For investors wishing to gain a pre-IPO allocation of shares at the IPO price, they would "indicate interest" with their broker in advance of the IPO. Indicating an interest is not a guarantee that the investor will receive an allocation of pre-IPO shares.
Investors have many choices for placing orders to purchase stocks, including market orders, limit orders and stop orders.
Market order: This is the most common type of order made by retail traders. A market order executes a trade immediately at the best available transaction price.
Limit order: When an investor places a buy limit order, they specify a maximum price to be paid for the shares.
Stop order: A buy-stop order is an order to buy at a specified price, known as the stop price, which will be higher than the current market price. In the case of buy-stop, the stop price will be lower than the current market price.
After investors have funded their account with cash, they may decide an investment size and order type, then submit the trade to place an order. If the trade is a market order, it will be filled immediately at the best available market price.
However, if investors submit a limit order or stop order, the investor may have to wait until the stock reaches their target price or stop-loss price for the trade to be completed.
YGF is seeking U.S. public capital market investment to increase its production capacity and for its other corporate expansion initiatives.
The market opportunity for selling oat products is large but expected to grow at a slow to moderate rate of growth in the coming years.
Like other Chinese firms seeking to tap U.S. markets, the firm operates within a VIE structure or Variable Interest Entity. U.S. investors would only have an interest in an offshore firm with contractual rights to the firm's operational results but would not own the underlying assets.
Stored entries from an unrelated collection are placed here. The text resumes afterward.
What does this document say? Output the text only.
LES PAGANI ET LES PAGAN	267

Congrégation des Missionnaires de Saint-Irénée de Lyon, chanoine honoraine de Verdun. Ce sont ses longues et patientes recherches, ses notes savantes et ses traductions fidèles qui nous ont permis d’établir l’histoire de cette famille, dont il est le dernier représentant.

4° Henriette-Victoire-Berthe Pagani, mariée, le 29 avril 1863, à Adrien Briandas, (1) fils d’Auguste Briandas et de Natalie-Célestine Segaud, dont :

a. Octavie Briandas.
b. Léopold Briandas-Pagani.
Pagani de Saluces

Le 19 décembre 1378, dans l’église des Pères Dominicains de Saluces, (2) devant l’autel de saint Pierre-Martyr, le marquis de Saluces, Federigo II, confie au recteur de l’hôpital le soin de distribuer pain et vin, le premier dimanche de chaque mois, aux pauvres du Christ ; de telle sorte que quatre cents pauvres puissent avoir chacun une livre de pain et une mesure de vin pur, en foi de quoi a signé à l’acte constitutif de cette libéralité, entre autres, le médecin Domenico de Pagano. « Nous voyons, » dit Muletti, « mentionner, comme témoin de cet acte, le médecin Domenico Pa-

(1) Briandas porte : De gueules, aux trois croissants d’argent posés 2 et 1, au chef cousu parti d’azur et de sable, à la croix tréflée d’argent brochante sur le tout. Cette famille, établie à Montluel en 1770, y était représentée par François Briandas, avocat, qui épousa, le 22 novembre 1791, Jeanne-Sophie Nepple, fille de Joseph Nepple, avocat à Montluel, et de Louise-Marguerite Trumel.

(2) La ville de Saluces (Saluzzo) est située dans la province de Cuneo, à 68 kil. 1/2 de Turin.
This is a legal gray area that brings the risk of management changing the terms of the contractual agreement or the Chinese government altering the legality of such arrangements. Prospective investors in the IPO would need to factor in this important structural uncertainty.
Additionally, the Chinese government crackdown on IPO company candidates combined with added reporting requirements from the U.S. side has put a serious damper on Chinese IPOs and their post-IPO performance.
EF Hutton is the sole underwriter and IPOs led by the firm over the last 12-month period have generated an average return of negative (62.1%) since their IPO. This is a bottom-tier performance for all major underwriters during the period.
A significant risk to the company's outlook is the uncertain future status of Chinese company stocks in relation to the U.S. HFCA act, which requires delisting if the firm's auditors do not make their working papers available for audit for three years by the PCAOB.
Also, the firm faces the uncertainty of additional COVID-19 variants spreading within China, likely resulting in lockdown responses by authorities as part of their zero-COVID policies.
As for valuation, compared to a basket of U.S. publicly held Food Processing companies compiled by noted valuation expert Dr. Aswath Damodaran in January 2022 with an EV/Sales multiple of 2.23x, YGF's proposed valuation is more than double, at 5.01x.
Also, compared to international oat product brand Oatly, YGF's proposed valuation is more than double.
While the firm is growing and profitable, it is using cash, operates in a highly uncertain regulatory environment and the IPO appears excessively priced.
I'm on Hold for YanGuFang's IPO, although it may attract day traders seeking market volatility.